Branża cyfrowa z apelem przeciw podatkowi od smartfonów i laptopów

Organizacje reprezentujące branżę cyfrową sprzeciwiają się planom Ministerstwa Kultury i Dziedzictwa Narodowego dotyczącym rozszerzenia opłaty reprograficznej na smartfony, tablety, komputery i telewizory oraz podwojenia stawek na nośniki danych. Wspólny apel do minister Marty Cienkowskiej podpisali przedstawiciele dziewięciu izb i związków branżowych, argumentując, że projekt jest niezgodny z prawem, uderzy w konsumentów i firmy, a nie rozwiąże problemów systemu praw autorskich w Polsce.

Związek Cyfrowa Polska, PIIT, PTI, KIGEiT, Lewiatan, ZPP, PIKE, PIRC i AmCham wskazują, że projekt rozporządzenia MKiDN przekracza delegację ustawową z art. 20 ustawy o prawie autorskim i prawach pokrewnych. Nowe urządzenia objęte opłatą, w tym smartfony, tablety, laptopy czy dekodery, nie są przeznaczone przede wszystkim do kopiowania utworów na własny użytek, a więc nie mieszczą się w definicji sprzętu reprograficznego.

Autorzy apelu do resortu kultury  podkreślają, że w dobie streamingu i licencjonowanych usług cyfrowych kopiowanie plików stało się marginalnym sposobem konsumpcji treści. Dekodery telewizyjne czy telewizory służą głównie do odtwarzania materiałów w ramach abonamentu, a nie do tworzenia kopii. W ich ocenie objęcie takich urządzeń opłatą reprograficzną jest sprzeczne z unijnymi regulacjami i orzecznictwem TSUE.

Projekt MKiDN przewiduje ponad dwukrotne podwyższenie stawek dla kart pamięci oraz dysków zewnętrznych HDD i SSD – z 0,47 proc. do 1 proc. ceny urządzenia. Branża ostrzega, że przełoży się to na realne podwyżki dla konsumentów, mimo że ministerstwo twierdzi, iż wpływ na ceny będzie „marginalny”.

Badania z 2021 r. wskazują, że trzy czwarte Polaków sprzeciwia się objęciu opłatą laptopów, tabletów, telewizorów i smartfonów, a 9 na 10 uważa ją za dodatkowy podatek. Organizacje podkreślają, że wyższe opłaty uderzą także w polskich dystrybutorów, pogarszając ich pozycję konkurencyjną względem zagranicznych platform sprzedażowych, które mogą omijać te regulacje.

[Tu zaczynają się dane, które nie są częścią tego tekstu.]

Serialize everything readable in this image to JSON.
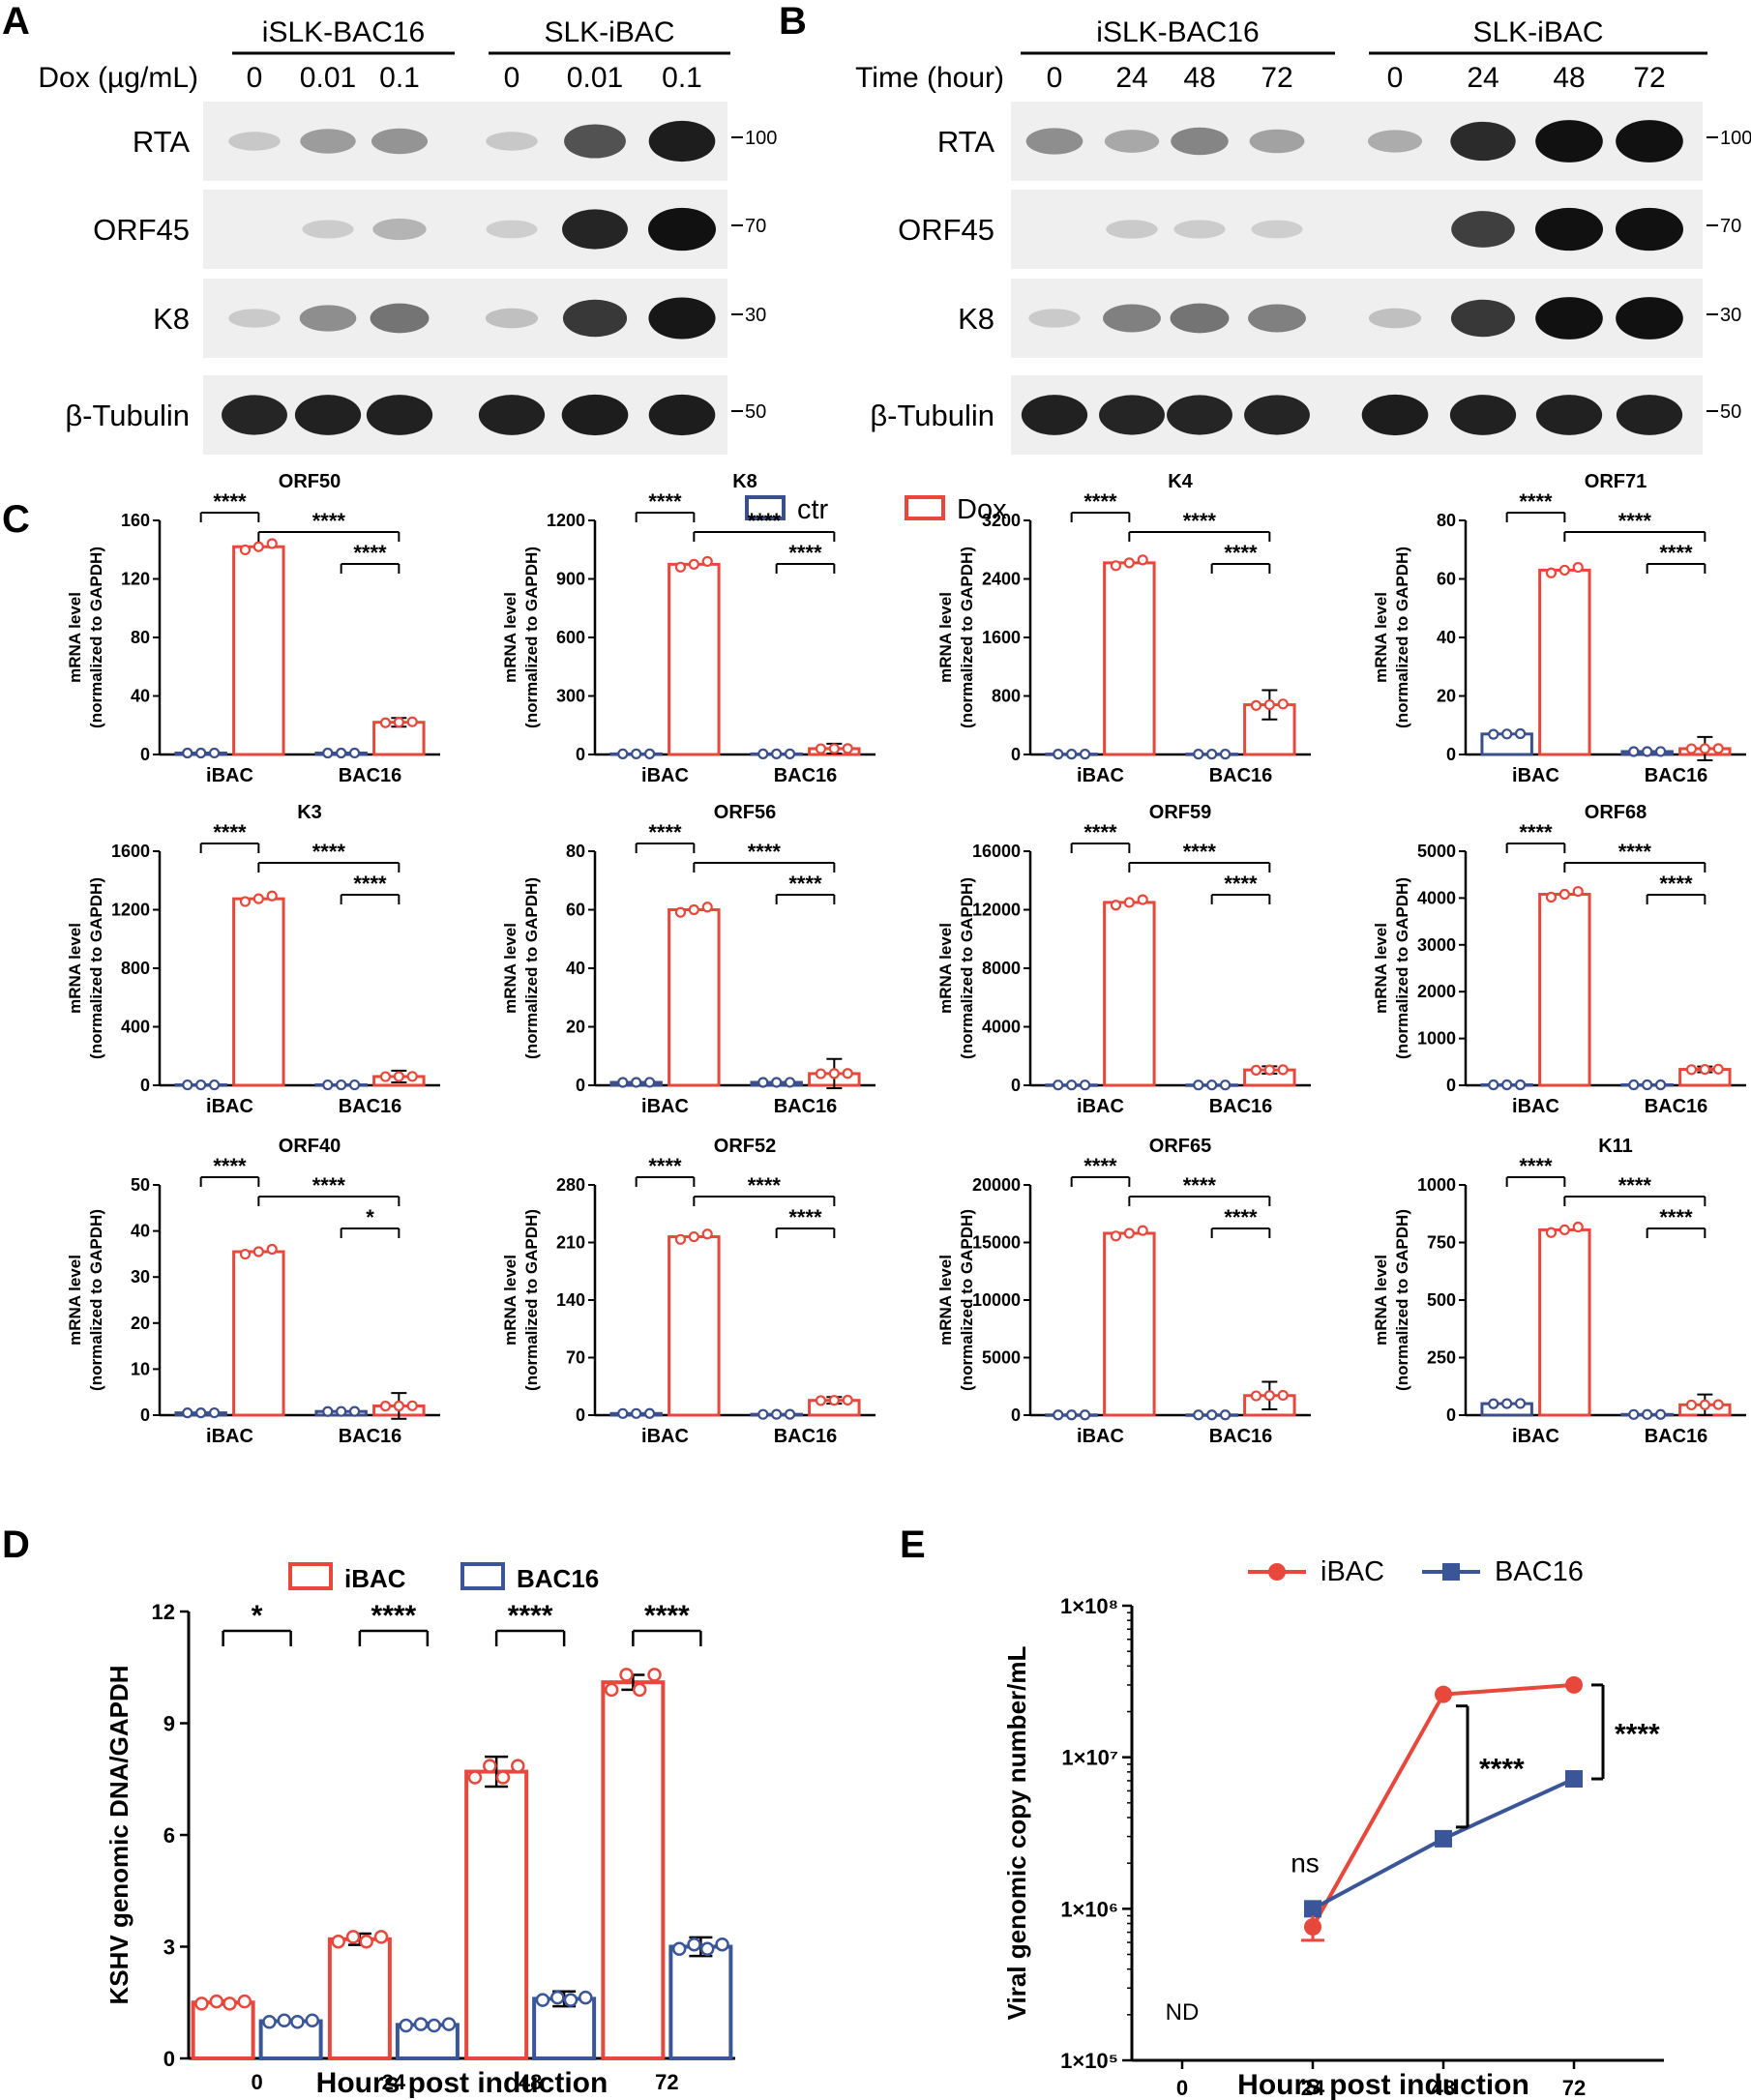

W ocenie sygnatariuszy listu wątpliwe jest też to, czy na propozycji resortu kultury skorzystają sami twórcy.

W piśmie do resortu kultury zwrócono wagę na niesprawność obecnego systemu redystrybucji środków z tytułu opłat reprograficznych. Zajmują się tym organizacje zbiorowego zarządzania (OZZ). Według raportu przygotowanego na zlecenie branży cyfrowej, organizacje te zgromadziły w latach 2019–2023 ponad 4 mld złotych. Z tego, jak utrzymują, znaczna część pozostaje niewypłacona artystom.

Wiele jednak wskazuje, że resort kultury pozostanie nieczuły na argumenty branży cyfrowej. "Dziennik Gazeta Prawna" cytuje rzecznika ministerstwa, który informuje, że MKiDN  pracuje nad nowelizacją rozporządzenia w sprawie opłat reprograficznych bez zmian. Przygotowany przez ministrę Hannę Wróblewską projekt zmiany tego rozporządzenia MKiDN opublikowało 23 lipca, a więc tego samego dnia, gdy nominację na szefową resortu otrzymała Marta Cienkowska, dotychczasowa wiceministra.